The Bible can contain allegory and still be inspired. Calvin used to say that God “lisps” when he speaks to us in his word, as a parent will use baby-talk to communicate with a child. But the fundamentalist idea of inerrancy concludes there are no lisps in Scripture.

In 1999, the Catholic ecumenical secretary published the results of a conversation between Rome and the SBC.

For Roman Catholics, inerrancy is understood as a consequence of biblical inspiration; it has to do more with the truth of the Bible as a whole than with any theory of verbal inerrancy. Vatican II says that ‘the books of Scripture must be acknowledged as teaching firmly, faithfully, and without error that truth which God wanted put into the sacred writings for the sake of our salvation’ (Dei Verbum, 11)

The phrase “for the sake of our salvation” corresponds with the teachings of the Reformed confessions (“infallible in matters of faith and practice”) that the area of the Bible’s expertise is salvation, and we should go elsewhere to learn history, biology, paleontology, astronomy, medicine, the art of motorcycle maintenance, etc.

Nineteenth-century Union Theological Seminary professor Charles A. Briggs said,

But the sacred writings are not merely sources of historical information; they are the sources of the faith to be believed and the morals to be practiced by all the world; they are of everlasting value as the sum total of sacred doctrine and law for mankind, being not only for the past, but for the present and the future, as God’s holy word to the human race, so that their value as historical documents becomes entirely subordinate to their value as a canon of Holy Scripture, the norm and rule of faith and life.

Briggs held such a high view of Scripture and the discipline of exegesis that he believed the faith would survive if all dogmas were done away with, and considered the dogmas to be detrimental to the faith. From the PBS series God in America:

Briggs became convinced that conservative dogma, with its insistent preoccupation with the end-time, was undermining Christianity.

Indeed, it is threatening to do so, as the right wing becomes increasingly pharisaical and less Christ-like.

Briggs:

Our standards teach that “the word of God is the only rule of faith and obedience,” and that “the authority of the Holy Scripture, for which it ought to be believed and obeyed, dependeth not upon the testimony of any man or church, but wholly upon God, the the author thereof.” How unorthodox it is therefore to set up another rule of prevalent opinion as a stumbling block to those who would accept the authority of the word of God alone.

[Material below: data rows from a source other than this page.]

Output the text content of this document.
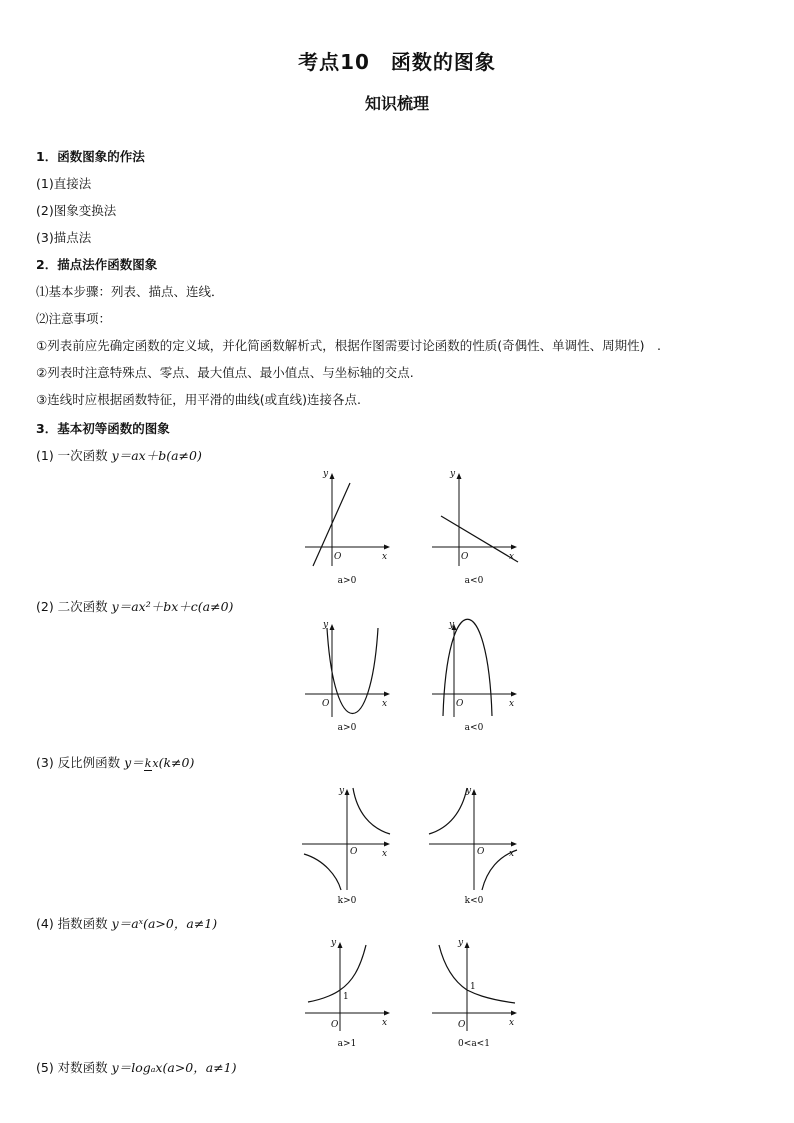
考点10　函数的图象
知识梳理
1．函数图象的作法
(1)直接法
(2)图象变换法
(3)描点法
2．描点法作函数图象
⑴基本步骤：列表、描点、连线．
⑵注意事项：
①列表前应先确定函数的定义域，并化简函数解析式，根据作图需要讨论函数的性质(奇偶性、单调性、周期性)　.
②列表时注意特殊点、零点、最大值点、最小值点、与坐标轴的交点.
③连线时应根据函数特征，用平滑的曲线(或直线)连接各点.
3．基本初等函数的图象
(1) 一次函数 y＝ax＋b(a≠0)
y
x
O
a>0
y
x
O
a<0
(2) 二次函数 y＝ax²＋bx＋c(a≠0)
y
x
O
a>0
y
x
O
a<0
(3) 反比例函数 y＝kx(k≠0)
y
x
O
k>0
y
x
O
k<0
(4) 指数函数 y＝aˣ(a>0，a≠1)
y
x
O
1
a>1
y
x
O
1
0<a<1
(5) 对数函数 y＝logₐx(a>0，a≠1)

He is obviously not arguing against confessionalism, as he’s citing the confessions. He’s condemning the man-made fundamentalist dogmas which condemn textual criticism but have no grounding in Scripture or the standards.

(I should note that Charles Briggs was excommunicated from the Presbyterian Church as a heretic for his views on inerrancy. Union Seminary remained loyal to him and separated from the denomination, and Charles Briggs became Episcopalian. This was one of the first major battles of the Fundamentalist movement. This is why I’m using him as a source. I wanted to see just how heretical this guy supposedly was, and it turns out he was not at all.)

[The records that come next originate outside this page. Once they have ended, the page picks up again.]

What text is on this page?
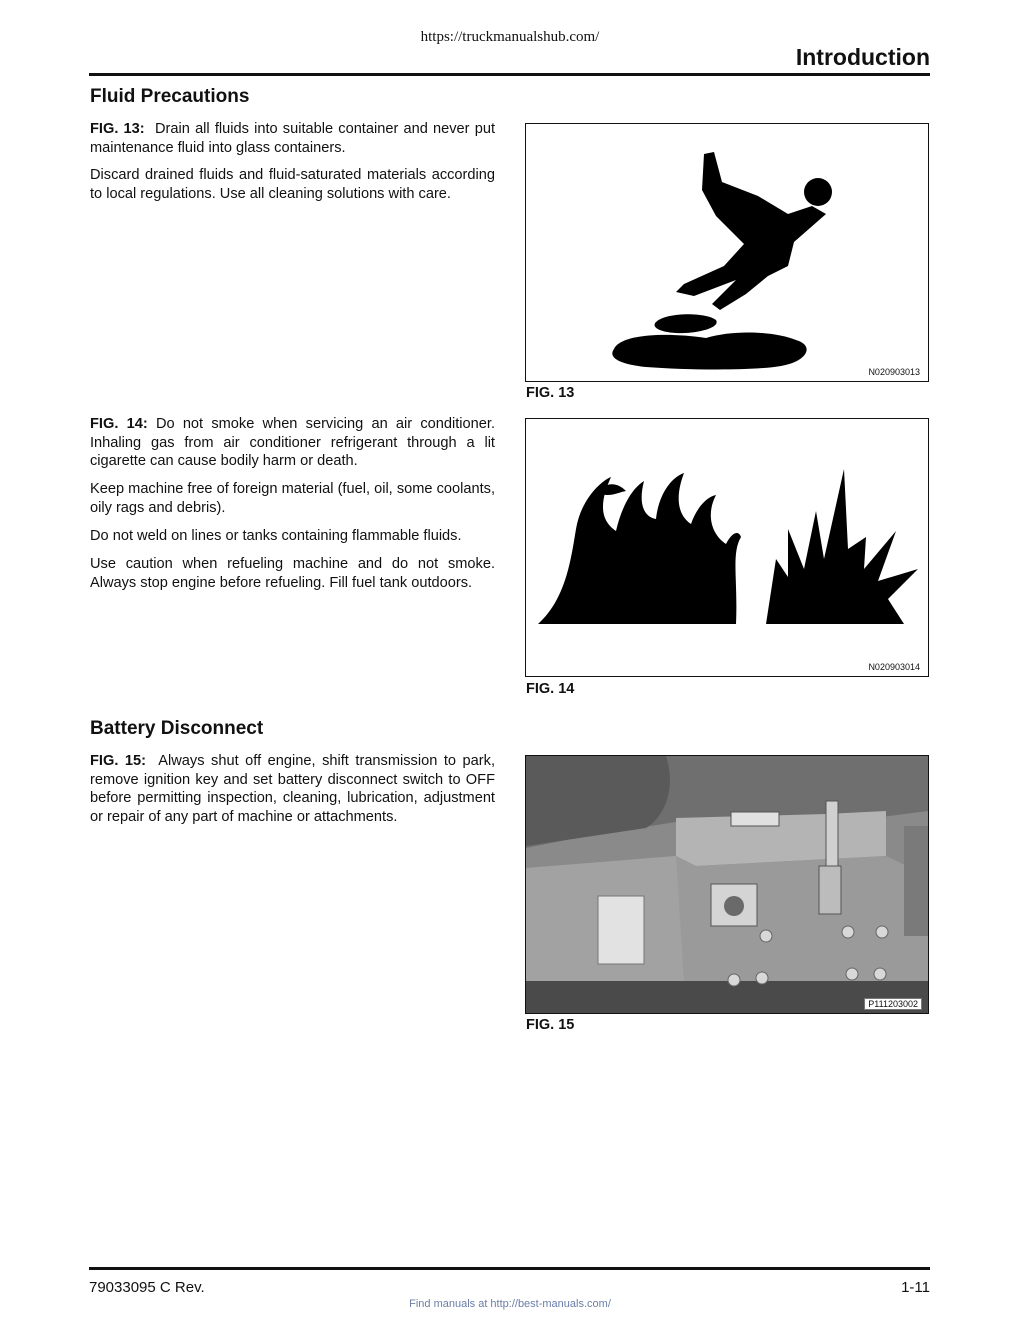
https://truckmanualshub.com/
Introduction
Fluid Precautions

FIG. 13: Drain all fluids into suitable container and never put maintenance fluid into glass containers.

Discard drained fluids and fluid-saturated materials according to local regulations. Use all cleaning solutions with care.

N020903013
FIG. 13

FIG. 14: Do not smoke when servicing an air conditioner. Inhaling gas from air conditioner refrigerant through a lit cigarette can cause bodily harm or death.

Keep machine free of foreign material (fuel, oil, some coolants, oily rags and debris).

Do not weld on lines or tanks containing flammable fluids.

Use caution when refueling machine and do not smoke. Always stop engine before refueling. Fill fuel tank outdoors.

N020903014
FIG. 14
Battery Disconnect

FIG. 15: Always shut off engine, shift transmission to park, remove ignition key and set battery disconnect switch to OFF before permitting inspection, cleaning, lubrication, adjustment or repair of any part of machine or attachments.

P111203002
FIG. 15
79033095 C Rev.	1-11
Find manuals at http://best-manuals.com/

Our confessions and credal statements affirm that inspired Scripture was without error in the original manuscripts. It is understood that errors have occurred, due to the production of several copies, and commentary being inserted by zealous scribes. The function of higher criticism is to try and dig down to what the original manuscripts must have said. Those who do this work should certainly not be ostracized or excommunicated! It’s the obvious next step for theological exegetes who strongly affirm the inerrancy of the original texts, to find out what the original was. Fundamentalists ought to recognize that what could drive someone to do such a thing might be a hunger for the knowledge of Scripture rather than a desire to undermine it.